Lepore constructs a genealogy of the National Rifle Association which demonstrates that the Second Amendment may not be as fixed as we think. The organization, formed in 1871, was barely political – and when it engaged in politics, it did so in favor of areas of gun control: permits for concealed weapons, waiting periods for handgun buyers, and, most interestingly, an act that banned private ownership of automatic weapons. Its motto was “Firearms Safety Education, Marksmanship Training, Shooting for Recreation” – as Lepore remarks, “it didn’t say anything about freedom, or self-defense, or rights.”

This favor toward, or at least acceptance of, gun control lasted a century: after Kennedy’s assassination and the introduction of further restrictions on gun ownership, Frank Orth, executive vice-president of the NRA, testified that ““We do not think that any sane American, who calls himself an American, can object to placing into this bill the instrument which killed the president of the United States.” Facing the 1968 Gun Control Act, the official NRA position was that “the measure as a whole appears to be one that the sportsmen of America can live with.” What, then, changed? How did an organization move from this leniency toward gun control to an outright war against it? And how did the gun control debate come to be centered around the legitimacy of the Second Amendment?

Up until around the 1970s, the general interpretation of the Second Amendment was that the word “Militia” was to be emphasized most: the right to bear arms did not belong to the individual, but to the military group. This was the official stance of the Supreme Court in 1939 – that the right “is not one which may be utilized for private purposes but only one which exists where the arms are borne in the militia … and intended for the protection of the state.” In the 1970s, when the NRA, headed by a new group of conservatives deeply invested in politics, realized the political power an attack on gun control could give an organization. It was at this stage that the current conception of the Second Amendment – one which focuses on the rights of the individual – first came into being. The NRA’s motto, formerly focused on safety, became, “The Right of the People to Keep and Bear Arms Shall Not Be Infringed”, and a movement was born.

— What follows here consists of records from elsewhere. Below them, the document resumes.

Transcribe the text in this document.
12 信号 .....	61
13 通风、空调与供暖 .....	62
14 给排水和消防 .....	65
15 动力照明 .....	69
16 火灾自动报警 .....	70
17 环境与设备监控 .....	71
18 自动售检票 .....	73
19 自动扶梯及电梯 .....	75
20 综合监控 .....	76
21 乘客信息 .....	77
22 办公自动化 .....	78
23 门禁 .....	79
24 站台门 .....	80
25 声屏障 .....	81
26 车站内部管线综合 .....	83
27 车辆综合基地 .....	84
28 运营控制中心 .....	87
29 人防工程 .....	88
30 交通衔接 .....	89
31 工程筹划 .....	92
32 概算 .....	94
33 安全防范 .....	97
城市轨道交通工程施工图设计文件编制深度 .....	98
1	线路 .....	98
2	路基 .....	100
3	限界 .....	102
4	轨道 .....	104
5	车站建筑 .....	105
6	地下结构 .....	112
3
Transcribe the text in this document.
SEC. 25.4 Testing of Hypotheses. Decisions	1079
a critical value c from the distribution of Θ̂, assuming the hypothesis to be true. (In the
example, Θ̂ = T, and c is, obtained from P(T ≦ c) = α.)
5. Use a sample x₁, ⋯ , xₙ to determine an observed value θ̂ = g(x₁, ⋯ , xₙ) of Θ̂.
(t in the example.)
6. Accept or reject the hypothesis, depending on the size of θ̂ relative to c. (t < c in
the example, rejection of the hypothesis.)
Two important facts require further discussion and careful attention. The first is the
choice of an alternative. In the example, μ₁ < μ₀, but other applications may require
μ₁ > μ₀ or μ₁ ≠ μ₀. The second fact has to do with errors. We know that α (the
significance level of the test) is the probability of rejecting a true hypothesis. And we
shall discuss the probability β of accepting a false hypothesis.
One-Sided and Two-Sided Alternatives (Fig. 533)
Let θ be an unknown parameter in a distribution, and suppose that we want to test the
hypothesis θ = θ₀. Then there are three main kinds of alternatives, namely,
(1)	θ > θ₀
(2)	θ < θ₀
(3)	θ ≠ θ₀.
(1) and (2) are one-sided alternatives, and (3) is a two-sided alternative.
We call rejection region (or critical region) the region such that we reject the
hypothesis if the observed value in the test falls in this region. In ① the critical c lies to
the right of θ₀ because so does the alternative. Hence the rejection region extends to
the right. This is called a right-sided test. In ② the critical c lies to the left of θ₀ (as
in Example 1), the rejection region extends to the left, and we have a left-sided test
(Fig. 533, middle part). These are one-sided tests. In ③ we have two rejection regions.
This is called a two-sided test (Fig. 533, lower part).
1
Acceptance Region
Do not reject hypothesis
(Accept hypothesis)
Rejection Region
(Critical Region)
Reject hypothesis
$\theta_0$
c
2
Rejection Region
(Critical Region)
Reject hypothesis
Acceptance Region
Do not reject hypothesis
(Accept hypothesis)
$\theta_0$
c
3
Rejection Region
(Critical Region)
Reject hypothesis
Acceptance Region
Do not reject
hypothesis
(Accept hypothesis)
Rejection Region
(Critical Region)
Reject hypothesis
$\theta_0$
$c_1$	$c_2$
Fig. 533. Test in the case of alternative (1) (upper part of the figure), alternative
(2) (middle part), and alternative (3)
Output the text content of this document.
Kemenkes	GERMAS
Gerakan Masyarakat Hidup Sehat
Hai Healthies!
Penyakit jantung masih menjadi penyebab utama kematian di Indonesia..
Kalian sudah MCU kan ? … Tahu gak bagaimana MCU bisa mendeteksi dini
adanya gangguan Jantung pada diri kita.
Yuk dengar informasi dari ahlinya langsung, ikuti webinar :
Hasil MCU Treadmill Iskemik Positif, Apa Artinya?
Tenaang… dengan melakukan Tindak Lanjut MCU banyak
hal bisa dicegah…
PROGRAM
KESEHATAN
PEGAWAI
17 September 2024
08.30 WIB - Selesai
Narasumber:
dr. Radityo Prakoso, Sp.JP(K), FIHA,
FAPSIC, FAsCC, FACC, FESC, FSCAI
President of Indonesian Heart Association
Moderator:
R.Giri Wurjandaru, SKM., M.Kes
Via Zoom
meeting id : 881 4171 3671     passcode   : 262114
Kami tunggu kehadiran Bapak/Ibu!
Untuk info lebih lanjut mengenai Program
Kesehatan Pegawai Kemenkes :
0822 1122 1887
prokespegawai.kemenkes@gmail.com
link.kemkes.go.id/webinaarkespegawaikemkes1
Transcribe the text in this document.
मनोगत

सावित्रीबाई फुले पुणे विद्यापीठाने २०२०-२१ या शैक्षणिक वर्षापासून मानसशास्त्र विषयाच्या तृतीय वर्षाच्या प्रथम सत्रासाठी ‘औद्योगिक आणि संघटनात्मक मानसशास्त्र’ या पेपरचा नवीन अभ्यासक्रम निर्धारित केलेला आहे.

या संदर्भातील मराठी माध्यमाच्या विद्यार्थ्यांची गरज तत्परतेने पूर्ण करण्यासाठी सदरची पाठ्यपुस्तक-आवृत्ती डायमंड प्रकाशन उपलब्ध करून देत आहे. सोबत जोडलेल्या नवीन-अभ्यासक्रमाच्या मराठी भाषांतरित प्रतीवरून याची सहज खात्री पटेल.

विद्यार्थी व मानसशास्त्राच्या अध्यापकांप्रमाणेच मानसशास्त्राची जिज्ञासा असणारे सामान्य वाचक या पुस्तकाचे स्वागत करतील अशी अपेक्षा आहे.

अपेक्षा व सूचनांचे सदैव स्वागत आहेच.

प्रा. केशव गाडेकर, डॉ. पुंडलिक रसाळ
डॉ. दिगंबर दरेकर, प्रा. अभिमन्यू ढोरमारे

This movement gained more momentum with Reagan’s election, under whom a legal study was commissioned to prove that the Second Amendment referred to individual rights. The NRA began funding more and more studies to present this new interpretation – Lepore writes that sixteen out of the twenty-seven law-review articles published between 1970-89 that argued for the individualist interpretation were written to lawyers with direct ties to the NRA or other gun organizations. The idea that the Second Amendment bestowed rights upon individuals was solidified with the 2008 Supreme Court ruling, a triumph for Antonin Scalia, that “the Second Amendment protects an individual right to possess a firearm unconnected with service in a militia.”

And so this interpretation – this arbitrary, money-fueled interpretation – entered the cultural conscience, until the general public forget its predecessor. And yet this interpretation does not have to be the final one – it certainly has not been the historical one. Former Chief Justice Warren Burger described it as “one of the greatest pieces of fraud, I repeat the word ‘fraud,’ on the American public by special-interest groups that I have ever seen in my lifetime.” In the face of more and more gun violence, while we ask ourselves the power the right of the Second Amendment should have in a world so different from the one in which it was written, we can ask ourselves as well to whom this right is bestowed, and see how drastically this changes the conversation.